Her eyes focused back on him and he relaxed as the edge of a smile returned as well.

‘Gargoyles?’

‘Your grandmother’s idea. At least if they were decent sculptures it might be forgivable, but they look like drunken gnomes about to fall off toadstools.’

The smile widened.

‘Then my first order of business shall be to remove them. I don’t think they would intimidate Aunt Hester anyway. She might even like them. She has the most awful taste.’

‘I remember she told me the horrific banquet room at Tilney Hall was her design. Send her the gargoyles as a gift, then.’

She half-laughed and covered her mouth to stop the sound.

‘I’d just as happily drop them on her,’ she said daringly and he smiled. ‘Meanwhile I shall write to a schoolmistress I know to come stay with me.’

‘And then?’

She smoothed the tablecloth with her finger.

‘I haven’t decided yet. But I do know I don’t want a marriage of convenience without affection or love.’

He managed to stop his expression from exhibiting what he thought about that last statement. Of course the girl would be dreaming of love. She came from a girls’ school, for heaven’s sake. The place must be a hotbed of silly novels and soulful sighs.

‘Those are two very different qualities. What people call romantic love is not much more than a glorified term for mundane physical passion and tends not to outlive it.’

She flushed, but met his gaze squarely. ‘I concede that passion is important, but love is an entity in itself. You are completely wrong to dismiss it so cavalierly.’

He raised a brow at her dismissive tones.

‘Of course I am, being so very green,’ he said quietly. There was a limit to the abuse he would take from this young woman.

‘No, you’re not green, just wrong. I may have had very little experience of the world, but I have also been very lucky.

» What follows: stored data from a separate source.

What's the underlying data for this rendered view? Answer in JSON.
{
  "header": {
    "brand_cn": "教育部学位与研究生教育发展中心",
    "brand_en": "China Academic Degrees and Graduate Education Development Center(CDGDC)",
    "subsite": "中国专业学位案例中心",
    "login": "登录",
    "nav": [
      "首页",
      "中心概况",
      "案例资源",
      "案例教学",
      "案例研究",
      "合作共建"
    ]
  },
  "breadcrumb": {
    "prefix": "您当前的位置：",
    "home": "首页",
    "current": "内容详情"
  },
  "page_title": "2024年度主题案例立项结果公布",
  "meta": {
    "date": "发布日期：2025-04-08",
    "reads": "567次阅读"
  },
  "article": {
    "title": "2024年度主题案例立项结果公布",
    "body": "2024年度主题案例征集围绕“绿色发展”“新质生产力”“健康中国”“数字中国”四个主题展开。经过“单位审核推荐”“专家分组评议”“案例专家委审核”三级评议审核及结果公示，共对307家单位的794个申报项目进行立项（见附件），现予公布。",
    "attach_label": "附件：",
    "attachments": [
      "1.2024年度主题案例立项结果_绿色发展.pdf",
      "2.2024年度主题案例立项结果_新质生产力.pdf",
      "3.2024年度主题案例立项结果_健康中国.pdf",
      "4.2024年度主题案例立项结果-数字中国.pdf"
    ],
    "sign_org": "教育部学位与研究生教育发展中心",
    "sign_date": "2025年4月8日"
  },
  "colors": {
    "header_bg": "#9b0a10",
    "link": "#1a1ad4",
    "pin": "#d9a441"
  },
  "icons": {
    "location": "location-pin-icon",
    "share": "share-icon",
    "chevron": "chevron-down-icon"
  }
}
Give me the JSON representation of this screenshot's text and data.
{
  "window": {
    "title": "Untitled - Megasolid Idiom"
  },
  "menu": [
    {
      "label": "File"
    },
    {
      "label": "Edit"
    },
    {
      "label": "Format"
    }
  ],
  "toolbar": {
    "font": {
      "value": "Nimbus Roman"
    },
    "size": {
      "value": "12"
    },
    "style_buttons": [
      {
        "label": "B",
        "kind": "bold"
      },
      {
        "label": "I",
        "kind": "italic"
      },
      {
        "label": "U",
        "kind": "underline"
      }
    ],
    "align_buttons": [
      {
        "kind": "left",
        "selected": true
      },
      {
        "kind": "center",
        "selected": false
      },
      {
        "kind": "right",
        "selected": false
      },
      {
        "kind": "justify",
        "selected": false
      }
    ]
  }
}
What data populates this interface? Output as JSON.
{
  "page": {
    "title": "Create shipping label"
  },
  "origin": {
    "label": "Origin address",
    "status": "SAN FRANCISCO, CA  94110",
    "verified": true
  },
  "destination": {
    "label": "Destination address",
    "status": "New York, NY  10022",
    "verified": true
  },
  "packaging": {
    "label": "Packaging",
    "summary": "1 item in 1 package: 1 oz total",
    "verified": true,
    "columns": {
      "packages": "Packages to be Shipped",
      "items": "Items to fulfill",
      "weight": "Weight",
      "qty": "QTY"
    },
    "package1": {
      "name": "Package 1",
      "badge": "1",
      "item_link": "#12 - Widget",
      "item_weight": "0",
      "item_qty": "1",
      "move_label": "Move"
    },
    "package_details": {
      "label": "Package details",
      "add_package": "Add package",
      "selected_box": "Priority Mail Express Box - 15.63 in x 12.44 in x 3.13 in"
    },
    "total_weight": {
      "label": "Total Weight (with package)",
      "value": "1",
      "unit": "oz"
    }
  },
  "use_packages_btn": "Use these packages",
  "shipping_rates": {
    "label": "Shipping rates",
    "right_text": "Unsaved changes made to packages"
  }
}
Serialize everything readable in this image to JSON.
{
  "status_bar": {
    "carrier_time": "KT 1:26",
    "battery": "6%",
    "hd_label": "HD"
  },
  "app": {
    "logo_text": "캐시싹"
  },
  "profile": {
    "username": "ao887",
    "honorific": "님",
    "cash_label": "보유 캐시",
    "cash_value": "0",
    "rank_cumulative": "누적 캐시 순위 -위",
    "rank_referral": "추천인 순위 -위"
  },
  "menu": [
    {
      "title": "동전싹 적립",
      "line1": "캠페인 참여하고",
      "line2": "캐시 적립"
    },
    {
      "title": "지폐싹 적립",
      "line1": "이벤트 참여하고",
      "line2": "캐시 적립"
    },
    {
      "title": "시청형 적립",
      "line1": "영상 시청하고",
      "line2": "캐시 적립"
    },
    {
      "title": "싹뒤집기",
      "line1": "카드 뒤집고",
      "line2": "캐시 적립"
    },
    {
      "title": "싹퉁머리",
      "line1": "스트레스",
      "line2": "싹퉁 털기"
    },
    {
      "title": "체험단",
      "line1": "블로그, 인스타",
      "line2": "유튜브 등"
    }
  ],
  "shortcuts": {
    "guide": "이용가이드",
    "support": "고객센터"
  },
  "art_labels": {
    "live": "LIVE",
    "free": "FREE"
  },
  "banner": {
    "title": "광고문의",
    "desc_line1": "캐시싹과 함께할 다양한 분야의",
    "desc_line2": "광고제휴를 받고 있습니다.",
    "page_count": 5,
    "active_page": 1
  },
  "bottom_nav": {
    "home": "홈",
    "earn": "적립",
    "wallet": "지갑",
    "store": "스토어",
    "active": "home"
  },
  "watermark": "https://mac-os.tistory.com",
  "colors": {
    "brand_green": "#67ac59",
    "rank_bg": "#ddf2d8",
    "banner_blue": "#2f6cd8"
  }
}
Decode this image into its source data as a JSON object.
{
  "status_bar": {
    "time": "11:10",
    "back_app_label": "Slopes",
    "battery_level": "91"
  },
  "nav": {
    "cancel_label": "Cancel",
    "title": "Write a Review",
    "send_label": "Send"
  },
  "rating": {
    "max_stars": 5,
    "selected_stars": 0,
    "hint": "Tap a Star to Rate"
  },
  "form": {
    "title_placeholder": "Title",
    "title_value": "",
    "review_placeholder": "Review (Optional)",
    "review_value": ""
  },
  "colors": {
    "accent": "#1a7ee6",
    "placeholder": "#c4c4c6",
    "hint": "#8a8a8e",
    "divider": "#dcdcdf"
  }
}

When I lost my mother I thought I would never find anyone else who would care for me as much, but now I have other people I love, really deeply love, like Mrs Petheridge and my best friend Anna, and it would be devastating to lose them. I may not expect to find that depth of feeling with a husband, but there must be elements of that for it to be worthwhile marrying. That is what I mean by love. Working in a girls’ school where children can’t help but mirror the joy or pain of their families is a fairly good arena to explore that particular topic. I have had excellent opportunities to observe the products of the kind of union this betrothal might lead to and I have excellent reasons for refusing. I grew up knowing what it is like to be insignificant and powerless and I will never put myself in that position again.’ She leaned back, her Nordic sea eyes narrowed and challenging. ‘But this discussion is pointless. Why don’t we discuss what you are really interested in—the Bascombe water rights. Well, I promise I won’t be in the least unreasonable. I don’t want to be at war with my neighbours. There is no reason why we cannot come to an agreement that is fair for all parties.’

Hunter shifted in his chair, battling the urge to give her as thorough a lecture in return. It would be cruel to take from her anything that had been so painfully won by pointing out that relations between men and women were substantially different than the kind of familial friendships she had thankfully developed away from Tilney. He knew the value of friendships all too well and he knew the pain of loss that came with loving someone who was brutally snatched out of reach, and those, thankfully, had nothing to do with the institution of marriage. To point this out would not only be churlish but counterproductive. He focused instead on her statement about the water rights.